En el seno de Podemos no ha gustado, ni mucho menos, que se haya desvelado este texto de carácter privado. ¿Quién es el responsable de esta filtración?, se preguntan muchos miembros del partido que, aunque no quieren acusar a nadie directamente, señalan que se trata de una maniobra que erosiona al sector pablista. Este es el mensaje íntegro que Echenique enviaba este martes al resto de dirigentes de Podemos y que publicaba íntegro este miércoles Eldiario.es:

"Ya sabéis que yo soy mucho de amor y eso, pero no me resisto a añadir algo también necesario para este momento. Ante cualquier conflicto interno, desde la Secretaría de Organización se buscará en un primer momento la solución mediada, amorosa, consensuada y de sentido común.

En caso de que la vía del amor y los cuidados se demuestre inútil, se actuará de manera contundente, decidida, concreta y grave contra quienes no comprendan (hablo en general; no de este órgano) que las guerras internas nos desangran, nos queman y nos hartan. Para que crezca el amor no sólo hay que regarlo sino también extirpar las malas hierbas de las violencias enquistadas. Sé que no hará falta, pero siempre es bueno tener un plan B cuando el amor no gana".

Una vez que este mensaje de carácter privado se ha hizo público, numerosos medios se hicieron eco del mismo. Y el propio Echenique publicaba otro mensaje más amplio también en Telegram para detallar por qué escribió ese texto y qué quería decir exactamente con el mismo. A grandes rasgos, el número tres del partido emergente matizaba que en las organizaciones políticas hay dos formas de actuar: una en positivo, que a su juicio es la mayoritaria en Podemos; y otra negativa, que es minoritaria. Echenique decía en su segundo mensaje que con el primero quería decir que "voy a trabajar duro" por acabar con las dinámicas negativas usando "el diálogo y la empatía", pero "sin descartar vías más contundentes si estas no funcionan".

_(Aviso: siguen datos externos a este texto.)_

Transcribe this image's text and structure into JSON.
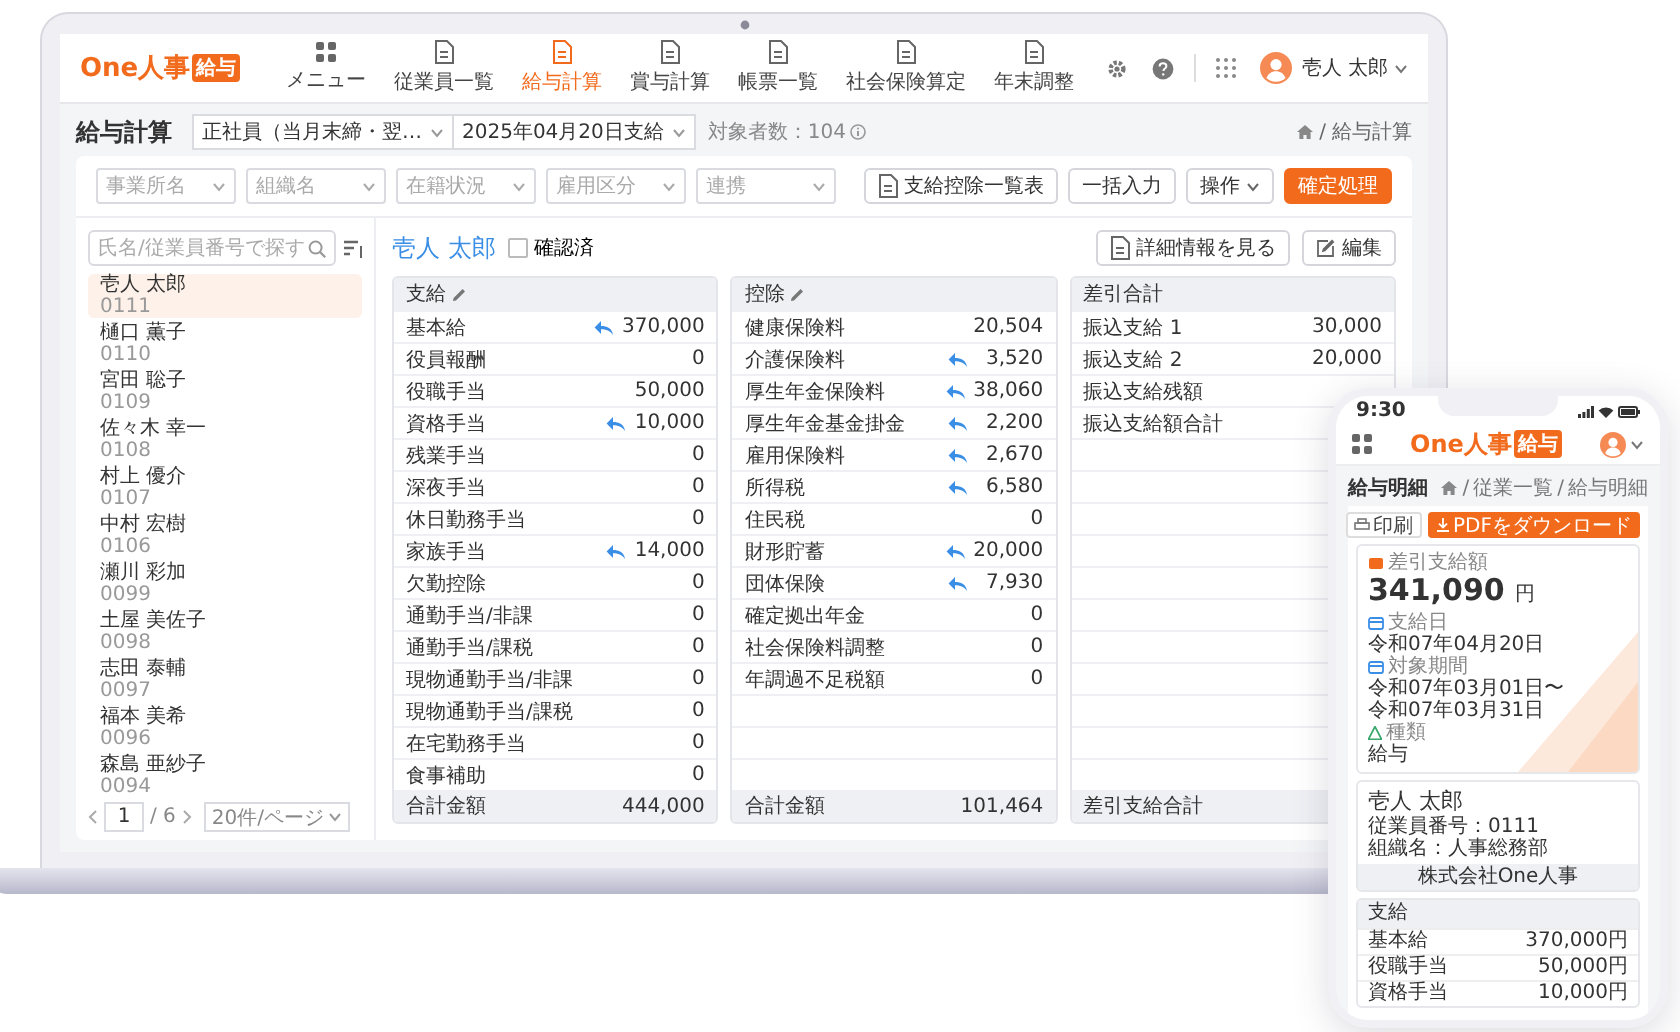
{
  "nav": {
    "logo": "One人事",
    "logo_badge": "給与",
    "user": "壱人 太郎",
    "items": [
      {
        "label": "メニュー",
        "kind": "menu",
        "selected": false
      },
      {
        "label": "従業員一覧",
        "kind": "page",
        "selected": false
      },
      {
        "label": "給与計算",
        "kind": "page",
        "selected": true
      },
      {
        "label": "賞与計算",
        "kind": "page",
        "selected": false
      },
      {
        "label": "帳票一覧",
        "kind": "page",
        "selected": false
      },
      {
        "label": "社会保険算定",
        "kind": "page",
        "selected": false
      },
      {
        "label": "年末調整",
        "kind": "page",
        "selected": false
      }
    ]
  },
  "page": {
    "title": "給与計算",
    "group_select": "正社員（当月末締・翌…",
    "date_select": "2025年04月20日支給",
    "count": "対象者数：104",
    "breadcrumb_separator": "/",
    "breadcrumb": [
      "給与計算"
    ]
  },
  "filters": [
    {
      "placeholder": "事業所名"
    },
    {
      "placeholder": "組織名"
    },
    {
      "placeholder": "在籍状況"
    },
    {
      "placeholder": "雇用区分"
    },
    {
      "placeholder": "連携"
    }
  ],
  "actions": [
    {
      "label": "支給控除一覧表",
      "kind": "report"
    },
    {
      "label": "一括入力",
      "kind": "plain"
    },
    {
      "label": "操作",
      "kind": "menu"
    },
    {
      "label": "確定処理",
      "kind": "primary"
    }
  ],
  "employee_list": {
    "search_placeholder": "氏名/従業員番号で探す",
    "page": "1",
    "pages": "/ 6",
    "page_size": "20件/ページ",
    "employees": [
      {
        "name": "壱人 太郎",
        "number": "0111",
        "selected": true
      },
      {
        "name": "樋口 薫子",
        "number": "0110",
        "selected": false
      },
      {
        "name": "宮田 聡子",
        "number": "0109",
        "selected": false
      },
      {
        "name": "佐々木 幸一",
        "number": "0108",
        "selected": false
      },
      {
        "name": "村上 優介",
        "number": "0107",
        "selected": false
      },
      {
        "name": "中村 宏樹",
        "number": "0106",
        "selected": false
      },
      {
        "name": "瀬川 彩加",
        "number": "0099",
        "selected": false
      },
      {
        "name": "土屋 美佐子",
        "number": "0098",
        "selected": false
      },
      {
        "name": "志田 泰輔",
        "number": "0097",
        "selected": false
      },
      {
        "name": "福本 美希",
        "number": "0096",
        "selected": false
      },
      {
        "name": "森島 亜紗子",
        "number": "0094",
        "selected": false
      }
    ]
  },
  "detail": {
    "name": "壱人 太郎",
    "confirmed": {
      "label": "確認済",
      "checked": false
    },
    "buttons": [
      {
        "label": "詳細情報を見る",
        "kind": "view"
      },
      {
        "label": "編集",
        "kind": "edit"
      }
    ],
    "tables": [
      {
        "title": "支給",
        "editable": true,
        "total_label": "合計金額",
        "total_value": "444,000",
        "rows": [
          {
            "label": "基本給",
            "value": "370,000",
            "edited": true
          },
          {
            "label": "役員報酬",
            "value": "0",
            "edited": false
          },
          {
            "label": "役職手当",
            "value": "50,000",
            "edited": false
          },
          {
            "label": "資格手当",
            "value": "10,000",
            "edited": true
          },
          {
            "label": "残業手当",
            "value": "0",
            "edited": false
          },
          {
            "label": "深夜手当",
            "value": "0",
            "edited": false
          },
          {
            "label": "休日勤務手当",
            "value": "0",
            "edited": false
          },
          {
            "label": "家族手当",
            "value": "14,000",
            "edited": true
          },
          {
            "label": "欠勤控除",
            "value": "0",
            "edited": false
          },
          {
            "label": "通勤手当/非課",
            "value": "0",
            "edited": false
          },
          {
            "label": "通勤手当/課税",
            "value": "0",
            "edited": false
          },
          {
            "label": "現物通勤手当/非課",
            "value": "0",
            "edited": false
          },
          {
            "label": "現物通勤手当/課税",
            "value": "0",
            "edited": false
          },
          {
            "label": "在宅勤務手当",
            "value": "0",
            "edited": false
          },
          {
            "label": "食事補助",
            "value": "0",
            "edited": false
          }
        ]
      },
      {
        "title": "控除",
        "editable": true,
        "total_label": "合計金額",
        "total_value": "101,464",
        "rows": [
          {
            "label": "健康保険料",
            "value": "20,504",
            "edited": false
          },
          {
            "label": "介護保険料",
            "value": "3,520",
            "edited": true
          },
          {
            "label": "厚生年金保険料",
            "value": "38,060",
            "edited": true
          },
          {
            "label": "厚生年金基金掛金",
            "value": "2,200",
            "edited": true
          },
          {
            "label": "雇用保険料",
            "value": "2,670",
            "edited": true
          },
          {
            "label": "所得税",
            "value": "6,580",
            "edited": true
          },
          {
            "label": "住民税",
            "value": "0",
            "edited": false
          },
          {
            "label": "財形貯蓄",
            "value": "20,000",
            "edited": true
          },
          {
            "label": "団体保険",
            "value": "7,930",
            "edited": true
          },
          {
            "label": "確定拠出年金",
            "value": "0",
            "edited": false
          },
          {
            "label": "社会保険料調整",
            "value": "0",
            "edited": false
          },
          {
            "label": "年調過不足税額",
            "value": "0",
            "edited": false
          }
        ]
      },
      {
        "title": "差引合計",
        "editable": false,
        "total_label": "差引支給合計",
        "rows": [
          {
            "label": "振込支給 1",
            "value": "30,000",
            "edited": false
          },
          {
            "label": "振込支給 2",
            "value": "20,000",
            "edited": false
          },
          {
            "label": "振込支給残額",
            "edited": false
          },
          {
            "label": "振込支給額合計",
            "edited": false
          }
        ]
      }
    ]
  },
  "phone": {
    "time": "9:30",
    "logo": "One人事",
    "logo_badge": "給与",
    "title": "給与明細",
    "breadcrumb_separator": "/",
    "breadcrumb": [
      "従業一覧",
      "給与明細"
    ],
    "buttons": [
      {
        "label": "印刷",
        "kind": "print"
      },
      {
        "label": "PDFをダウンロード",
        "kind": "download"
      }
    ],
    "net_label": "差引支給額",
    "net_amount": "341,090",
    "net_unit": "円",
    "fields": [
      {
        "label": "支給日",
        "kind": "date",
        "lines": [
          "令和07年04月20日"
        ]
      },
      {
        "label": "対象期間",
        "kind": "date",
        "lines": [
          "令和07年03月01日〜",
          "令和07年03月31日"
        ]
      },
      {
        "label": "種類",
        "kind": "type",
        "lines": [
          "給与"
        ]
      }
    ],
    "employee": {
      "name": "壱人 太郎",
      "details": [
        "従業員番号：0111",
        "組織名：人事総務部"
      ],
      "company": "株式会社One人事"
    },
    "section": {
      "title": "支給",
      "rows": [
        {
          "label": "基本給",
          "value": "370,000円"
        },
        {
          "label": "役職手当",
          "value": "50,000円"
        },
        {
          "label": "資格手当",
          "value": "10,000円"
        }
      ]
    }
  }
}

"Si permitiese que Podemos se acercase -aunque sólo sea un milímetro- a las formas de funcionar de los partidos de siempre, no estaría haciendo bien el trabajo que el Consejo Ciudadano me encomendó hace unos pocos meses", afirmaba Echenique. "No voy a defender a quien haya filtrado un mensaje que estaba destinado a un espacio privado porque creo que se trata de un comportamiento poco ético y muy propio de la segunda -e ineficaz, y triste, y vieja- forma de funcionar en las organizaciones políticas (y en la vida en general)", agregaba. Y concluía que "sí tengo que agradecerle un efecto (seguramente no buscado) que tendrán sus acciones: Gracias a él o a ella, ahora todos los inscritos de Podemos están al día respecto de una hoja de ruta que creo que hará mucho bien a nuestro movimiento". 

En suma, la escalada de reproches mutuos continúa. Los ataques van en dos direcciones. Por un lado, los cercanos a Errejón arremeten contra la alianza con IU como principal factor del fiasco electoral. Por otro lado, los afines a Pablo Iglesias defienden esa coalición para el futuro y, en algunos de los casos -Monedero o Teresa Rodríguez-, arremeten contra el estilo moderado de la campaña como clave de la derrota. La batalla continuará.